National treasures

Joanna Lumley has become a recognised “National Treasure”. Googling “Lumley” & “national treasure” brings 4,420 links, with everyone from the Guardian to the Daily Mail united on her treasuriness. She has been appearing in the news recently because of her campaigning work on behalf of the Gurkhas, which led to a Parliamentary defeat for the government.

(Some of the 28 Labour MPs who rebelled against the government over the Gurkha issue are also pretty national treasure-worthy, insofar as MPs can ever be: Dianne Abbott, Alan Simpson, Bob Marshall Andrews, Bob Wareing, etc. The LibDems brought about the vote but I hesitate to think of them in national treasury terms.)

Maybe England could sort out its financial mess by selling the (human-form) family silver. There must be celeb-deprived countries that would pay billions for our human National Treasures. Or we could lease them. At least they are real, which is a lot more than you can say for most of the world’s conceptual billions.

Which celebs are National Treasures? Obviously, asking tinternet is the way to find out. This is the National Treasure league table. It’s only based on the names that I’d remembered having been called national treasures in the media.

  • Attenborough, obviously. (20,500 googled links) They should probably keep him in the Tower of London or something
  • Tony Hart got 58,500 (Yes, I know he and Oliver Postgate died recently, but the treausre status seems able to live on for a time.)
  • Stephen Fry is a relatively new entrant to the lists but he put up a strong showing with 3,810 links
  • Terry Pratchett 2,400
  • Oliver Postgate managed a modest 732.
  • Grommit reached an even more modest 407

I am just thinking these are all pretty fair selections for the human National Treasury. Then, (Shock, Horror!) googling shows that I am channelling an old Daily Telegraph article.

Specialists from The Sunday Telegraph and the British Library have selected the nominees for each National Treasure award, which was no easy task.

Pause to wonder what qualifies anyone to be a National Treasure specialist. Longer gobsmacked pause at the Telegraph/British Library list overall winners. These include
Margaret Thatcher, Richard Branson and Cliff Richard. Cliff was the People’s Vote choice, as the Telegraph let even its non-specialist readers vote. Attenborough and Fry got in, though.

While looking at the Telegraph’s old list of treasure people, I noticed that yesterday’s Telegraph ran a “Who Would You Kick Out of Britain?” piece. It’s some sort of evil twin of the National Treasure awards – maybe a National Debt award, or something. I don’t know if it was chosen by proper specialists, though.
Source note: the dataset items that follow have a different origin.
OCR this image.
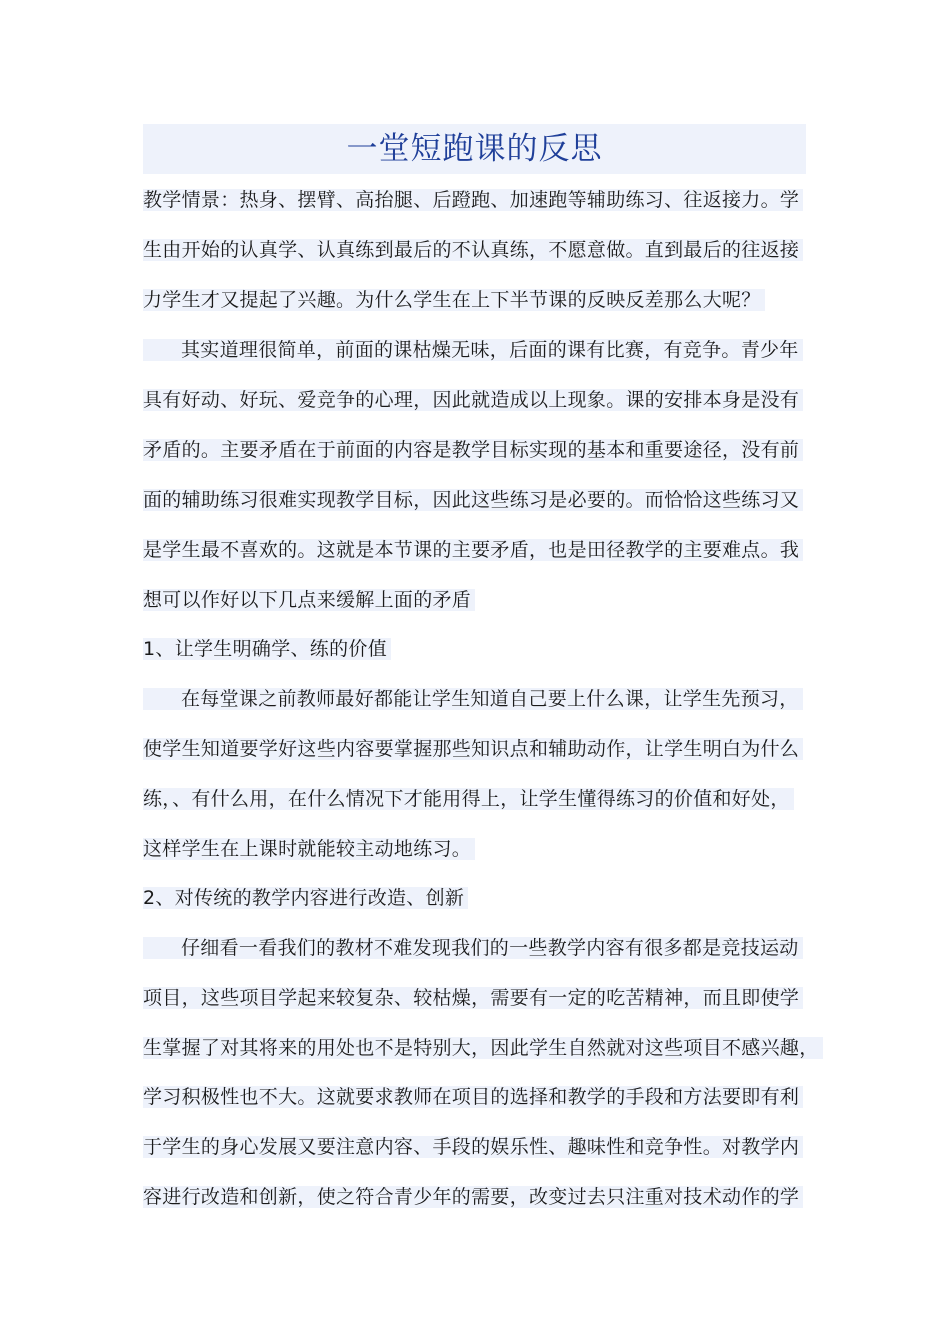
一堂短跑课的反思
教学情景：热身、摆臂、高抬腿、后蹬跑、加速跑等辅助练习、往返接力。学
生由开始的认真学、认真练到最后的不认真练，不愿意做。直到最后的往返接
力学生才又提起了兴趣。为什么学生在上下半节课的反映反差那么大呢？
其实道理很简单，前面的课枯燥无味，后面的课有比赛，有竞争。青少年
具有好动、好玩、爱竞争的心理，因此就造成以上现象。课的安排本身是没有
矛盾的。主要矛盾在于前面的内容是教学目标实现的基本和重要途径，没有前
面的辅助练习很难实现教学目标，因此这些练习是必要的。而恰恰这些练习又
是学生最不喜欢的。这就是本节课的主要矛盾，也是田径教学的主要难点。我
想可以作好以下几点来缓解上面的矛盾
1、让学生明确学、练的价值
在每堂课之前教师最好都能让学生知道自己要上什么课，让学生先预习，
使学生知道要学好这些内容要掌握那些知识点和辅助动作，让学生明白为什么
练，、有什么用，在什么情况下才能用得上，让学生懂得练习的价值和好处，
这样学生在上课时就能较主动地练习。
2、对传统的教学内容进行改造、创新
仔细看一看我们的教材不难发现我们的一些教学内容有很多都是竞技运动
项目，这些项目学起来较复杂、较枯燥，需要有一定的吃苦精神，而且即使学
生掌握了对其将来的用处也不是特别大，因此学生自然就对这些项目不感兴趣，
学习积极性也不大。这就要求教师在项目的选择和教学的手段和方法要即有利
于学生的身心发展又要注意内容、手段的娱乐性、趣味性和竞争性。对教学内
容进行改造和创新，使之符合青少年的需要，改变过去只注重对技术动作的学
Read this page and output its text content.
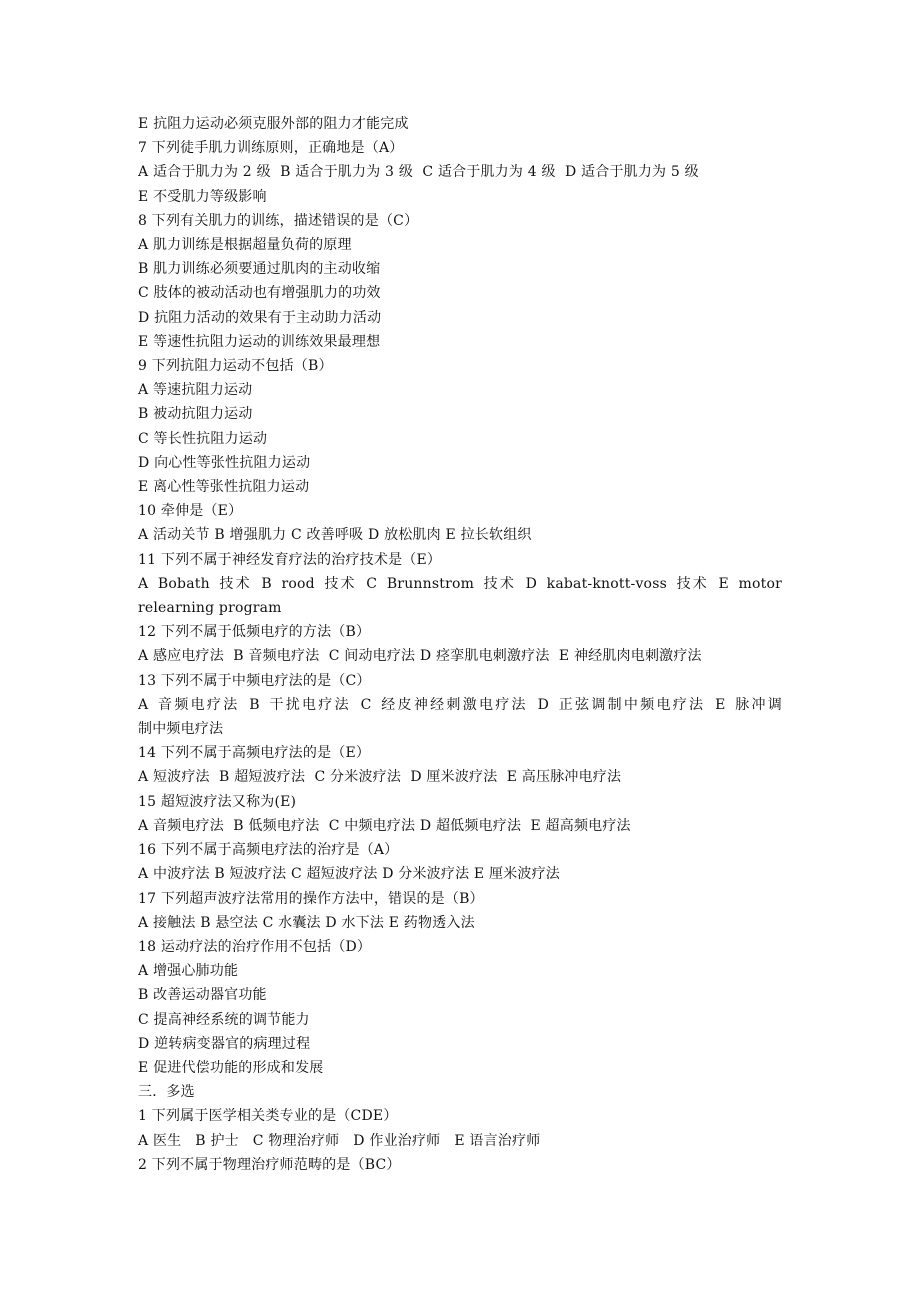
E 抗阻力运动必须克服外部的阻力才能完成
7 下列徒手肌力训练原则，正确地是（A）
A 适合于肌力为 2 级  B 适合于肌力为 3 级  C 适合于肌力为 4 级  D 适合于肌力为 5 级
E 不受肌力等级影响
8 下列有关肌力的训练，描述错误的是（C）
A 肌力训练是根据超量负荷的原理
B 肌力训练必须要通过肌肉的主动收缩
C 肢体的被动活动也有增强肌力的功效
D 抗阻力活动的效果有于主动助力活动
E 等速性抗阻力运动的训练效果最理想
9 下列抗阻力运动不包括（B）
A 等速抗阻力运动
B 被动抗阻力运动
C 等长性抗阻力运动
D 向心性等张性抗阻力运动
E 离心性等张性抗阻力运动
10 牵伸是（E）
A 活动关节 B 增强肌力 C 改善呼吸 D 放松肌肉 E 拉长软组织
11 下列不属于神经发育疗法的治疗技术是（E）
A Bobath 技术 B rood 技术 C Brunnstrom 技术 D kabat-knott-voss 技术 E motor
relearning program
12 下列不属于低频电疗的方法（B）
A 感应电疗法  B 音频电疗法  C 间动电疗法 D 痉挛肌电刺激疗法  E 神经肌肉电刺激疗法
13 下列不属于中频电疗法的是（C）
A 音频电疗法 B 干扰电疗法 C 经皮神经刺激电疗法 D 正弦调制中频电疗法 E 脉冲调
制中频电疗法
14 下列不属于高频电疗法的是（E）
A 短波疗法  B 超短波疗法  C 分米波疗法  D 厘米波疗法  E 高压脉冲电疗法
15 超短波疗法又称为(E)
A 音频电疗法  B 低频电疗法  C 中频电疗法 D 超低频电疗法  E 超高频电疗法
16 下列不属于高频电疗法的治疗是（A）
A 中波疗法 B 短波疗法 C 超短波疗法 D 分米波疗法 E 厘米波疗法
17 下列超声波疗法常用的操作方法中，错误的是（B）
A 接触法 B 悬空法 C 水囊法 D 水下法 E 药物透入法
18 运动疗法的治疗作用不包括（D）
A 增强心肺功能
B 改善运动器官功能
C 提高神经系统的调节能力
D 逆转病变器官的病理过程
E 促进代偿功能的形成和发展
三．多选
1 下列属于医学相关类专业的是（CDE）
A 医生   B 护士   C 物理治疗师   D 作业治疗师   E 语言治疗师
2 下列不属于物理治疗师范畴的是（BC）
I am momentarily shocked to see it’s headed by a picture of Jacqui Smith. She does indeed seem a reasonable choice for deportation. Her every action as Home Secretary seems to have come as close as humanly possible to expressing shit in a ministerial decree format. Don’t tell me that I am agreeing with something in the Telegraph, ffs.

Phew, she’s not actually number one, though. That honour goes to “the cabinet” as a whole. Her picture’s just there as a representative member of the Cabinet. The rest of the list consists of Gordon Brown, plus some insignificant celebs. There are 150 comments on the article, at least half of which must surely have been generated by the twatotron.

Still, I reckon I can spend a good 24 hours thinking of who I’d like to kick out of the country. If I get to stick them in one of the UK’s immigration prison hell-holes first, so much the better. Watch this space.